Week 3 – Jones’s Views on Rhetoric and Psychology: Her Approach to Audience Analysis

Jones, Colleen. “Psychology: The Science of Influence.” In Clout: The Art and Science of Influential Web Content, 81-104. Berkeley, CA: New Riders, 2011.

———. “Rhetoric: The Art of Influence.” In Clout: The Art and Science of Influential Web Content, 43-80. Berkley, CA: New Riders, 2011.

Understanding the power of rhetoric is a tremendous tool in developing skills as a technical communicator.  Colleen Jones breaks down her analysis of rhetoric into the four main principles of appeals, identification, repetition, and time.  The classical rhetorical strategies appeal to a person’s credibility, logic, and emotion.  Developing a neat framework of organizing these appeals in an easily searchable manner is at the heart of successful web design.  Jones highlights the importance of this skill by commenting that one of the best ways to build a reputation as a trusted resource is to “become known for a particular approach to content . . . if you publish consistently good content over time” (45).  The way in which someone selects the type, location, and purpose of a particular content type is defined as content strategy.  Jones highlights examples of content types throughout her “Rhetoric” chapter; these include blog posts, media articles/editorials, expert review, white papers, data visualizations, and testimonials.  After reading this chapter, I feel that maintaining credibility online is potentially one of the most difficult and most crucial points of interest for any company.  While maintaining credibility has always been important, the idea now carries more weight simply because a web presence must be maintained with more frequency than print information.  For example, user-generated content must be monitored in order to “facilitate discussion so it stays true to your brand your users” (60).  If well maintained, social networking from customers can be positive in terms of identifying with the target audience;  however, negligence on the part of such monitoring could prove detrimental to a company.

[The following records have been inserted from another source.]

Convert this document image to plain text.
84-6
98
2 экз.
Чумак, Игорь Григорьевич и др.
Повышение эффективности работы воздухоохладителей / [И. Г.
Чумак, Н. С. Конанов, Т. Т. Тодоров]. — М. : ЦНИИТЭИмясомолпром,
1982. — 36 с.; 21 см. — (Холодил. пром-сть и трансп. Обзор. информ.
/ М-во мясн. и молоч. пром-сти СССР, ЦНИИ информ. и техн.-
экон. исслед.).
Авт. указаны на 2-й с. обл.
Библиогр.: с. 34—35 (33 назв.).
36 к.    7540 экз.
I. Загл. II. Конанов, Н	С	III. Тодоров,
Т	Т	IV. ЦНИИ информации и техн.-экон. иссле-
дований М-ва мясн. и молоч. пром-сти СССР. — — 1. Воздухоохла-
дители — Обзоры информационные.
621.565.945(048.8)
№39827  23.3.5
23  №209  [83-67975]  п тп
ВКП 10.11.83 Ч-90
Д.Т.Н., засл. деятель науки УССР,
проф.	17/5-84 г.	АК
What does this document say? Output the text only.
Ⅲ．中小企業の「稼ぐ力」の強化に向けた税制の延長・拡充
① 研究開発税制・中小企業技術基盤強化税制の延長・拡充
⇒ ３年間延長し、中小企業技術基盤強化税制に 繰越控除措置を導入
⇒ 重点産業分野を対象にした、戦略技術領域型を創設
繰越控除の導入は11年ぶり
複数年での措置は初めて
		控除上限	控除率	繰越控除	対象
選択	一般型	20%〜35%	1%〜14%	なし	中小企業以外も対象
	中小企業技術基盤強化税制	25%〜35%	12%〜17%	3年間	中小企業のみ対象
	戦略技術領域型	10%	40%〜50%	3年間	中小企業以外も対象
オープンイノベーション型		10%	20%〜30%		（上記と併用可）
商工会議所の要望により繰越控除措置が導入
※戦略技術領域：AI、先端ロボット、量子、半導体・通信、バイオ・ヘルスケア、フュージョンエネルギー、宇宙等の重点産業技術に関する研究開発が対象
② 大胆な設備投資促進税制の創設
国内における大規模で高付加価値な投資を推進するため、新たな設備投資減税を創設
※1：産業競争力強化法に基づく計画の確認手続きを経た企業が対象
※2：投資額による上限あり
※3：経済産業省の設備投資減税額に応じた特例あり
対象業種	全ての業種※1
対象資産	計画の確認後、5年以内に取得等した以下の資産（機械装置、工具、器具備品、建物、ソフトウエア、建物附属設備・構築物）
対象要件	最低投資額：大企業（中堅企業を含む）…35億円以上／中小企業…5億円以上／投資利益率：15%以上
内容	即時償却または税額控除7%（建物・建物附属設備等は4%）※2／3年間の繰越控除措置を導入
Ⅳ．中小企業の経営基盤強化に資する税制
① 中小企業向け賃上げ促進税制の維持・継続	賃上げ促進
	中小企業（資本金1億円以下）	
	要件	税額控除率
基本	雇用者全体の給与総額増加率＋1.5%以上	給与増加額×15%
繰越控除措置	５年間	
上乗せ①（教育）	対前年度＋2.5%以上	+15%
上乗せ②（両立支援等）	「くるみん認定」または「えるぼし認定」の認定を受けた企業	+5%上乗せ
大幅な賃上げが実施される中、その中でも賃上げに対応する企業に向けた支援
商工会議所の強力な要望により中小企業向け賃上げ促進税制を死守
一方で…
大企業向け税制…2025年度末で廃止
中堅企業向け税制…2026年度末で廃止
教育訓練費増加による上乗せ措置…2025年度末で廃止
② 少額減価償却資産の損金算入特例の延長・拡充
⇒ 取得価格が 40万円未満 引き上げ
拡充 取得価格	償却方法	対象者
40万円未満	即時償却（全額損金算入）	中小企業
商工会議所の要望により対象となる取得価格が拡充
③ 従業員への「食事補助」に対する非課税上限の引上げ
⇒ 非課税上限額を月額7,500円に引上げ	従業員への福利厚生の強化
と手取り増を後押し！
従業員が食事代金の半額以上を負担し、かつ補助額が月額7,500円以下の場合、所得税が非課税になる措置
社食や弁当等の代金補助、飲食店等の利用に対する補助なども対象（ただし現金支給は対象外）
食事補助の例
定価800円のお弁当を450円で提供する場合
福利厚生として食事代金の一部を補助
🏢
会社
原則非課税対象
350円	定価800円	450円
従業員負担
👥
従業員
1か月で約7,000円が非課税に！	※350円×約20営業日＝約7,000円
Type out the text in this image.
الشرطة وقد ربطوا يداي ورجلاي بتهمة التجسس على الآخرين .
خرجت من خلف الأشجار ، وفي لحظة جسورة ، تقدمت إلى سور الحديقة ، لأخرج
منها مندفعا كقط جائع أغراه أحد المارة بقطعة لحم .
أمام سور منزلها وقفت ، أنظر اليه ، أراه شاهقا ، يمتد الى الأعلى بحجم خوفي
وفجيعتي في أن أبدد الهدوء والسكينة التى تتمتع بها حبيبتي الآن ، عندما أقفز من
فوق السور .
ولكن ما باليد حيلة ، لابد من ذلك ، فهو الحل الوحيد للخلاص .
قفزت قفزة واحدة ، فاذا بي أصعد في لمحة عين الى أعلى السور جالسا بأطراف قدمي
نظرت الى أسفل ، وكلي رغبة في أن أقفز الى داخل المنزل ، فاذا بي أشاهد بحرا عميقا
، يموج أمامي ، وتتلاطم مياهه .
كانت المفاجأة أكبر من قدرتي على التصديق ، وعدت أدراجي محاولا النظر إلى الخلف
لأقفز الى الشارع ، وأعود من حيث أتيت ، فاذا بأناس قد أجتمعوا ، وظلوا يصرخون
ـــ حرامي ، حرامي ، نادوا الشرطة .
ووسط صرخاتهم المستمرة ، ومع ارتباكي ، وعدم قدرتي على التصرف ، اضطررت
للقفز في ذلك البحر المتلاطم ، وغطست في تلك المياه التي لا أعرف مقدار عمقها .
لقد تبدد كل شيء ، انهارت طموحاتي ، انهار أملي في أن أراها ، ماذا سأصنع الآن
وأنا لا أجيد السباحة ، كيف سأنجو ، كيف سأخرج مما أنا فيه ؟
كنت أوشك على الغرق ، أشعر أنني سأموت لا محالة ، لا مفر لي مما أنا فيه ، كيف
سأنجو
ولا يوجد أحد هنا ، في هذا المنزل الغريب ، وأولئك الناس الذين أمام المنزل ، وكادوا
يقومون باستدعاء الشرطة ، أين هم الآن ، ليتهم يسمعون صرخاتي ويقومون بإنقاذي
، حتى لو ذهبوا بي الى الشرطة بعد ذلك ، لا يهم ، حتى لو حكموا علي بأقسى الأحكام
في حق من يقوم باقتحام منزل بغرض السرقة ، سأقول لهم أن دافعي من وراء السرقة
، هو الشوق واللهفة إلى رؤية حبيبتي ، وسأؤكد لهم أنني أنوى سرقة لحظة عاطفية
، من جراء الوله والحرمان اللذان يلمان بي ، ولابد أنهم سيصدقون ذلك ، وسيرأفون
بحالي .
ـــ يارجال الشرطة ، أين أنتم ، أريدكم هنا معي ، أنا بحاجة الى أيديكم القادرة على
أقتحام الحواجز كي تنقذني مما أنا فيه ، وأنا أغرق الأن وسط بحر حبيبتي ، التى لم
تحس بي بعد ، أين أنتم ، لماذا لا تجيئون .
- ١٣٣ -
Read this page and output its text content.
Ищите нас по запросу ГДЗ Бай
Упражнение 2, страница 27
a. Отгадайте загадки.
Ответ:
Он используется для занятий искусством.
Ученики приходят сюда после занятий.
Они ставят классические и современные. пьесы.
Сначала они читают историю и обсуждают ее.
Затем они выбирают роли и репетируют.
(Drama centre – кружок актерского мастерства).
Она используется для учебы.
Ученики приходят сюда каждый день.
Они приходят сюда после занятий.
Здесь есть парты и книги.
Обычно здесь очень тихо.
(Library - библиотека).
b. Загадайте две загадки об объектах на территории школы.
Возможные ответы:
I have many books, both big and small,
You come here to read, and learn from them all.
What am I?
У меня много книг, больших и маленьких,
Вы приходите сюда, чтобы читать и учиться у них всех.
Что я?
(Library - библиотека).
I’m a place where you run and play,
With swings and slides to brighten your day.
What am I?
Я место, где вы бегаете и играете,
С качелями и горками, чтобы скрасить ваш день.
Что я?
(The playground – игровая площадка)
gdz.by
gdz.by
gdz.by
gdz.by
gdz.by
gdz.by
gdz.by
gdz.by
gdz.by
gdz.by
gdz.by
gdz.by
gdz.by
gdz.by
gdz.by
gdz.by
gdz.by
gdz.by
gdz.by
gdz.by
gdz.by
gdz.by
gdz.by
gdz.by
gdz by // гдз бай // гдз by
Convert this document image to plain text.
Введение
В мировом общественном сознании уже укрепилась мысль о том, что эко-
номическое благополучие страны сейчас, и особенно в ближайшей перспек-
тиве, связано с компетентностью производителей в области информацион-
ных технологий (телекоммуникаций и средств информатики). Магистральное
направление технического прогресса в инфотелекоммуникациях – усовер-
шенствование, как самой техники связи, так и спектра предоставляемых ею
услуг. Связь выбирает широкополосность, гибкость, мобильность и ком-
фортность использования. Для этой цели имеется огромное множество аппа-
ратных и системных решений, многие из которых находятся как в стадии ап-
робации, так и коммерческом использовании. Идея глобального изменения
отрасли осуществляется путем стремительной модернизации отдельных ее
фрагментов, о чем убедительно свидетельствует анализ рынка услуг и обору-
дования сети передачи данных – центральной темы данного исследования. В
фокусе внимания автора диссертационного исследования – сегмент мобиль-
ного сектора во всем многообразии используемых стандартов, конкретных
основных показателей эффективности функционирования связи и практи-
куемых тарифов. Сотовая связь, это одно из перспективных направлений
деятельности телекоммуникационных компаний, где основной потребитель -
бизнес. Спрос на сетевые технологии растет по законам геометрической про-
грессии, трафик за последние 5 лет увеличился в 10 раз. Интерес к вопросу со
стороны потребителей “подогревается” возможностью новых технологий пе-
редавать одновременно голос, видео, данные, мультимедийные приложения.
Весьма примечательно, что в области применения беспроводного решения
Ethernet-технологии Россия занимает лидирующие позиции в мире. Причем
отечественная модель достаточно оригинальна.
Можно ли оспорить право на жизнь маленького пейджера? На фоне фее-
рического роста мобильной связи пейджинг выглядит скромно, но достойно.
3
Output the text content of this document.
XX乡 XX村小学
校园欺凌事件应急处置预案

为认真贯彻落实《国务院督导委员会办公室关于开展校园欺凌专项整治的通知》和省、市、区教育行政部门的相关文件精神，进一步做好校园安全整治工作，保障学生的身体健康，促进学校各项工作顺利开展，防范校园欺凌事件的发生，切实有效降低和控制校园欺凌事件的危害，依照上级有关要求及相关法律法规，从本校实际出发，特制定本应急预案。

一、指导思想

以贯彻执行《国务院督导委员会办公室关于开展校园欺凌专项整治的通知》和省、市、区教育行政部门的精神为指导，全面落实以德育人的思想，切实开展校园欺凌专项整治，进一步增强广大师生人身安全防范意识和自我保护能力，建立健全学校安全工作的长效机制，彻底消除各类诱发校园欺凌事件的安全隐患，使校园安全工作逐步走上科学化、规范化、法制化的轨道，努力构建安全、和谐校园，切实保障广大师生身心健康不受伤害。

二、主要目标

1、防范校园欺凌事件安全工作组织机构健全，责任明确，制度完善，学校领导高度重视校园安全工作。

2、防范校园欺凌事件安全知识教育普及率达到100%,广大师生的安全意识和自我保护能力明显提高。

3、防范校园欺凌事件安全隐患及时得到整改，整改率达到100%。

In Jones’s chapter, “Psychology,” she narrows her focus from the four main principles of rhetoric to the four principles important to web content.  These include framing, metaphor, social proof (referrals), and reciprocity.  Establishing a frame, or “set of expectations, values, and assumptions that acts like a filtering lens” directly reflects the audience at hand (82).  How someone chooses to deliver a message is largely influenced by the audience, and the type of audience will largely influence the types of appeals the speaker or writer employs; therefore, framing is closely tied to choices a technical writer makes in terms of word choice, tone, and timing.  Applying metaphors to content helps to expand on thought and language in a way that “resonates deeply” with the audience (90).  Metaphors are most often successful when they are able to connect directly with the company’s purpose or services they provide.  With metaphors, “less is more” to ensure that people don’t follow the metaphor too far and therefore succumb to believing a slippery-slope fallacy (91).  Social proof, such as case studies, quotes, testimonials, and reviews establish credibility by gathering support from both customers and experts (95).  Additionally, reciprocity helps a company become liked and trusted by delivering on promises and promising positive outcomes to customers.

How will the increased use of social media in the future change the focus of the three types of classical appeals?  Do you think that shifting from an emphasis on mass media to new media will create the need for greater attention to be placed on one of these three appeals over the rest?